Landmark 401(k) case reaches settlement
Landmark 401(k) case reaches settlement
After more than 12 years of litigation, a trial marked by tragedy, a sizeable bench judgment and two trips to the federal appeals court, a $55 million settlement is bringing an end to a path-breaking class-action lawsuit involving a St. Louis company’s 401(k) plan.
The law firm of Schlichter Bogard & Denton announced the agreement March 28 against ABB Inc., a subsidiary of The ABB Group in Zurich, Switzerland. The agreement still requires preliminary approval, notice to the class and a final sign-off from a federal judge. Attorney Jerry Schlichter said he expects the case to be finalized this year.

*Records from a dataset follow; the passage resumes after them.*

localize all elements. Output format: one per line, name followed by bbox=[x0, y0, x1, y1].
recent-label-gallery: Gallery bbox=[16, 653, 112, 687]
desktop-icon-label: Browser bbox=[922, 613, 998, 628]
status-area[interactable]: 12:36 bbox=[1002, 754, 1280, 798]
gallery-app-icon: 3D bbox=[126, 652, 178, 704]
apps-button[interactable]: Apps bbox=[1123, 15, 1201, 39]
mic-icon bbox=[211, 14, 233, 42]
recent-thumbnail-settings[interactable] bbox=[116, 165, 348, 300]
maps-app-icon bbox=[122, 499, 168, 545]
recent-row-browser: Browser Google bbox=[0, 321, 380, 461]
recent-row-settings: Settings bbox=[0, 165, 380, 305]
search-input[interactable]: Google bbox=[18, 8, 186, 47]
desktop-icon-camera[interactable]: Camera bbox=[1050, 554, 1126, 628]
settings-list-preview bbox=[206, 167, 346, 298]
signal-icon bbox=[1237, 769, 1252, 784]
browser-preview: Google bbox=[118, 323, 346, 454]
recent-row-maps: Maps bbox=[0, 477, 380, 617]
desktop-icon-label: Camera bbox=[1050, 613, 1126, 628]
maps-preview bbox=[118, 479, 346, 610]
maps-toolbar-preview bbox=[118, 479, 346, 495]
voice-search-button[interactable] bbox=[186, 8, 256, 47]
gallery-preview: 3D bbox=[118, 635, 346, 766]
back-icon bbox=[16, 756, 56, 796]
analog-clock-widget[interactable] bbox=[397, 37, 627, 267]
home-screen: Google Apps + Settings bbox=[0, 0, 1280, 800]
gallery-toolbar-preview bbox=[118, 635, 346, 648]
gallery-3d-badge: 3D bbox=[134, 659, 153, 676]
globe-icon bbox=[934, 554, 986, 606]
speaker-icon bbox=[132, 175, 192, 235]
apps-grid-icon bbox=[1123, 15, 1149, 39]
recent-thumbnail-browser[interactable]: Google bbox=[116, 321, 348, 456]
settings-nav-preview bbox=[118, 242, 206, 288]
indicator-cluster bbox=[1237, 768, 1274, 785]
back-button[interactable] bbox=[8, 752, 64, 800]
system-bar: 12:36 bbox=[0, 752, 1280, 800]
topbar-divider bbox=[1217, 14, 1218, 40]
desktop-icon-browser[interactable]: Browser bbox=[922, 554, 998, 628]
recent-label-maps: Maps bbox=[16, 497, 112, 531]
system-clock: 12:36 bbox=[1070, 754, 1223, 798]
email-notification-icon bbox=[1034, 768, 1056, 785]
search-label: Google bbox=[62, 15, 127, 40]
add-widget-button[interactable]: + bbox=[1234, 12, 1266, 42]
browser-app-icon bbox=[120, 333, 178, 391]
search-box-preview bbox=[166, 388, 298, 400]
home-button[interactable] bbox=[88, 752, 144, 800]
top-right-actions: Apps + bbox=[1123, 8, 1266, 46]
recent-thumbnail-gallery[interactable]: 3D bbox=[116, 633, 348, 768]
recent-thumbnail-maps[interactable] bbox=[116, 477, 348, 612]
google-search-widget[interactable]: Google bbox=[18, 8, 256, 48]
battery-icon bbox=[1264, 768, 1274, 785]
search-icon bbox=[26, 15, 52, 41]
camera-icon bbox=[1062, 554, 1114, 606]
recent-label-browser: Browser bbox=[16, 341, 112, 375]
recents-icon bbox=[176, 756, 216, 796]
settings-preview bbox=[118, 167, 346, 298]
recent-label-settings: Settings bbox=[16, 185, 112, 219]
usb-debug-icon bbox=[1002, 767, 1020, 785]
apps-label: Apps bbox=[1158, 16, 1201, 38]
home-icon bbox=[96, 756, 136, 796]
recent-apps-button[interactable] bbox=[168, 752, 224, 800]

“It’s been quite a journey,” Schlichter said in an interview.
Jeffrey Russell of Bryan Cave Leighton Paisner in St. Louis, a lead attorney for ABB, didn’t return a call seeking comment.
In the agreement, ABB did not admit to any wrongdoing. The agreement, filed with the U.S. District Court for the Western District of Missouri, says the parties desired “to avoid the expense and uncertainty of litigation.”
The lawsuit, originally filed in late 2006, alleged ABB had breached its fiduciary duty to participants of its retirement plans by allowing excessive recordkeeping fees to be charged and including costly and poorly performing investment options in the plan. The claims were made under provisions of the Employee Retirement Income Security Act that were little-used at the time.
“The law requiring that fees be reasonable under ERISA had not been enforced, either by litigation or by enforcement actions by the Department of Labor,” Schlichter said. “The path of this case parallels the path of this area of litigation that began with this case through the present.”
The case went before U.S. District Judge Nanette K. Laughrey in January 2010, the first such case to go to a full trial. Despite its historic nature, the case drew headlines for a different reason when, on the third day of trial, a man fatally shot three people and himself at ABB’s transformer-manufacturing facility in St. Louis. The shooter, Timothy G. Hendron, was a named plaintiff in the class-action lawsuit.
Schlichter said the tragic episode was “a unique event in the middle of trial, in my experience.” It prompted Laughrey to put additional security measures in place until it was confirmed that Hendron had killed himself during the shooting, Schlichter said.
More than two years after trial, Laughrey issued a judgment against ABB and co-defendant Fidelity for $36.9 million. It was the fifth-largest plaintiffs’ win of 2012, as tracked by Missouri Lawyers Media.
On appeal, however, the 8th U.S. Circuit Court of Appeals threw out the $1.7 million award against Fidelity and ordered the damages against ABB to be recalculated. Part of the plaintiffs’ argument involved a claim that ABB had dropped a particular fund and replaced it with another one that was allegedly less beneficial to plan participants. The damages were calculated by comparing the performance of the original fund to the one that replaced it by default.
In 2014, the 8th Circuit found that calculation to be “speculative” and sent the case back with a suggestion that damages might be better calculated by looking at the returns of the worst-performing fund that ABB could have chosen and still fulfilled its fiduciary duties. On remand, Laughrey took that suggestion as mandatory and found that the plaintiffs had suffered no damages.
After a second round of appeals, the 8th Circuit said in 2017 that Laughrey had given the suggestion “too much weight” and sent the case back for yet another damage calculation. The settlement occurred while that calculation was pending.
Schlichter noted that the settlement is for substantially more than the original judgment. The agreement allows the plaintiffs to recover up to $18.3 million in attorneys’ fees and $2.5 million in costs from the settlement. The suit’s three class representatives would be paid $25,000 each. Schlichter said the class includes an estimated 12,000 to 15,000 participants whose claims precede December 2000.
Laughrey’s original judgment had ordered ABB to undertake several reforms of its 401(k) plan to make sure it was run for participants’ benefit. Other plans around the country have benefitted as well. In an oft-cited notation in a 2013 ruling in Nolte v. Cigna Corp., an Illinois federal judge estimated that “fee reductions attributed to Schlichter, Bogard & Denton’s fee litigation and the Department of Labor’s disclosure regulations approach $2.8 billion in annual savings for American workers and retirees” nationwide.
“It’s gratifying to see that fees have come down in the 401(k) industry,” Schlichter said. “That’s a good thing for American workers and retirees.”
The case is Tussey et al. v. ABB Inc., 2:06-cv-4305.